In answering this question I shall first consider the extent to which we know about our own mental states before considering the arguments, both mainstream and less common, that criticise the idea of exclusivity of mental states. I believe that there is insufficient evidence to argue that others are even merely equally informed as me when considering the states of my own mind. The concept of introspection is vital to the idea that we can fully understand our own mental states, through this process one can ‘treat thoughts and feelings as necessarily private objects of inner observation’.
Lycan argued that ‘introspective awareness of sensations is similar to perceptual awareness of physical objects’. Some philosophers argue therefore that this process is at the very least incorrigible, as no force exists to evaluate the accuracy of the assessment of one’s own feelings. Furthermore as there is no physical aspect to the introspective process there is no chance for scepticism to play a part, so the Cartesian dream and demon doubts are irrelevant in this instance.
However, functionalists such as Armstrong contrarily argue that introspection is merely personalised perception, which ‘may be erroneous… t is equally possible for introspection to be erroneous’. The process of introspection can also have some significant consequences for the stability of ones mental states according to some philosophers, one argument follows that simply ‘examining one’s beliefs requires self-knowledge’. Wittgenstein however argues that by introspecting you instinctively re-evaluate your beliefs and are therefore led away from observing and into thinking which only acts to alter your now constantly evolving beliefs, thus meaning you are never in complete control or completely aware of your mental states.
Shoemaker’s attack on the idea that a state of ‘self-blindness’ could exist further strengthens the idea that only the individual can know about their own mental states. His argument states that as conscious beings we understand the ‘second order’ states that serve to motivate our more primitive states, unlike for example a dog that eats without really understanding why it feels the need to eat. Shoemaker then extends this argument further to account for all other ‘orders’ of thought when he claims that ‘in denying the possibility of the self-blind man I am denying the possibility of unconscious beliefs’.
If I am therefore aware of my own mental states in their absolute entirety then it is a logical impossibility for another person to know more about them than me. There are numerous counter-arguments from different schools of philosophic thought as to why one’s mental states are not truly private. Physicalism argues that all that exists has a physical form and therefore thoughts and mental states can be traced directly to this physical form rather than being attributed to a mind separate from the body in the Cartesian dualist mould.
Developments in science such as ‘computerised mind-reading techniques’ could potentially mean that in future years all of these thoughts could be accessed from an external source, meaning a machine could possibly gain access to subconscious thoughts that you can’t retrieve. This area of subconscious thought is possibly at the greatest risk of being better known by another person as unless you accept Shoemaker’s definition there remains inaccessible thoughts, beliefs and states. The idea of self-deception is also very significant in this case as within it ‘exists a form of rationality’.

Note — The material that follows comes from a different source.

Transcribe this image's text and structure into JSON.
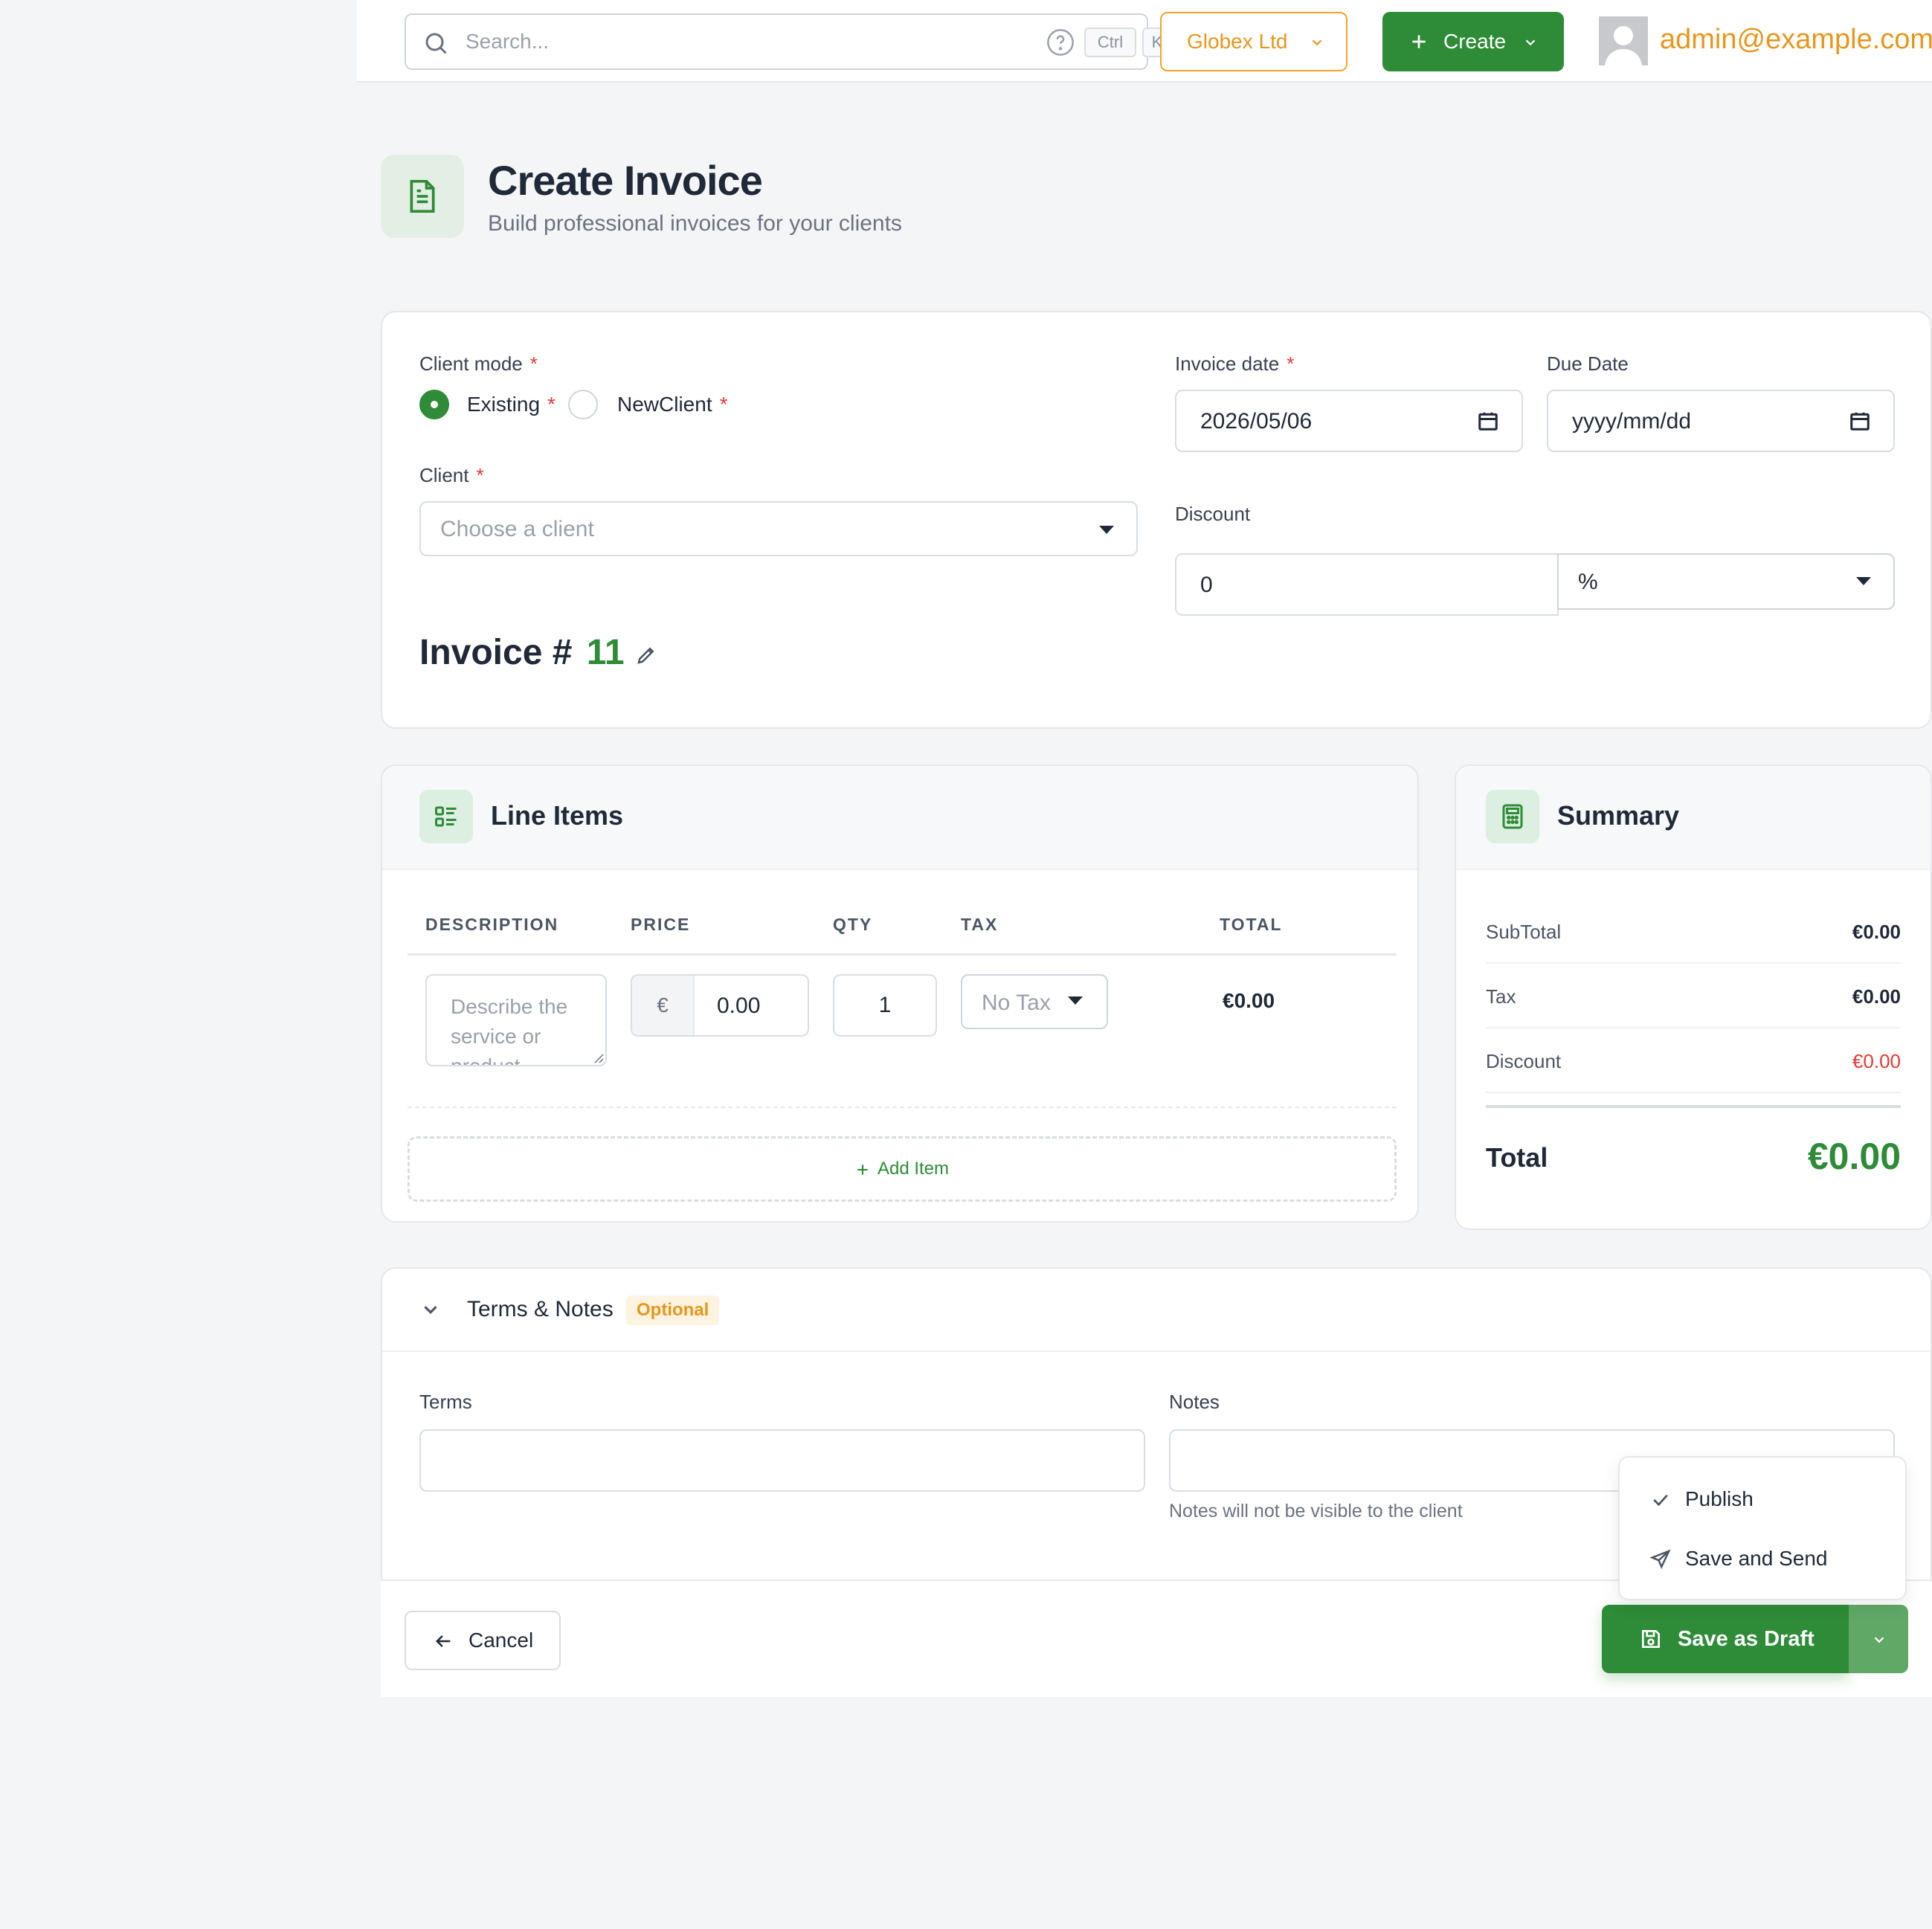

By repressing certain beliefs one is able to self deceive, for example you could convince yourself you weren’t homophobic because of the tolerant nature of today’s society and the rejection you would suffer as a result of your beliefs. Despite having convinced yourself you are not homophobic others would still be able to pick up this information from studying your subtle behavioural traits and therefore would be in a better position to judge your true mental state than you are.
However, critics would question the extent to which the individual has hidden these unacceptable beliefs within their own mind and would disagree that this process has occurred to the extent that the individual is actually unaware of them. As I have just touched upon, the obvious method of obtaining information about the mental states of others is through inference, which is forming conclusions based partly upon what one already knows of the subject.
As Alston states, knowledge of other minds can only be achieved through mediate knowledge, inferring mental states through observing behaviour therefore requires a knowledge and understanding of certain conventions associated with behaviour. A simplified example would be of a happy dog wagging its tail, but a neutral observer can only know that the dog is happy if he understands that tail wagging is the normal behaviour associated with a happy dog.
This complicates matters further as this involves Descartes’ three stages of doubt that are invariably brought up when considering perception, which drastically reduce the probability of knowing other people’s mental states as well as they do themselves. For me the only crutch that the supporters of the view in the question have to fall back on is a Berkeleyan belief in God or some other higher power with whom we are in a form of constant communication regarding our mental states and other sensory and perceptual information.
Again, one could refute this argument purely on the basis that the question refers to ‘another person’ whereas Berkeley makes it clear God was a very separate being with significantly greater powers. So, I personally believe that we do understand and can recognise our own mental states to a much greater extent than another person would be able to. Where grey areas exist in knowledge of our own mental states outsiders are very rarely if ever better positioned to examine our mental states than we are.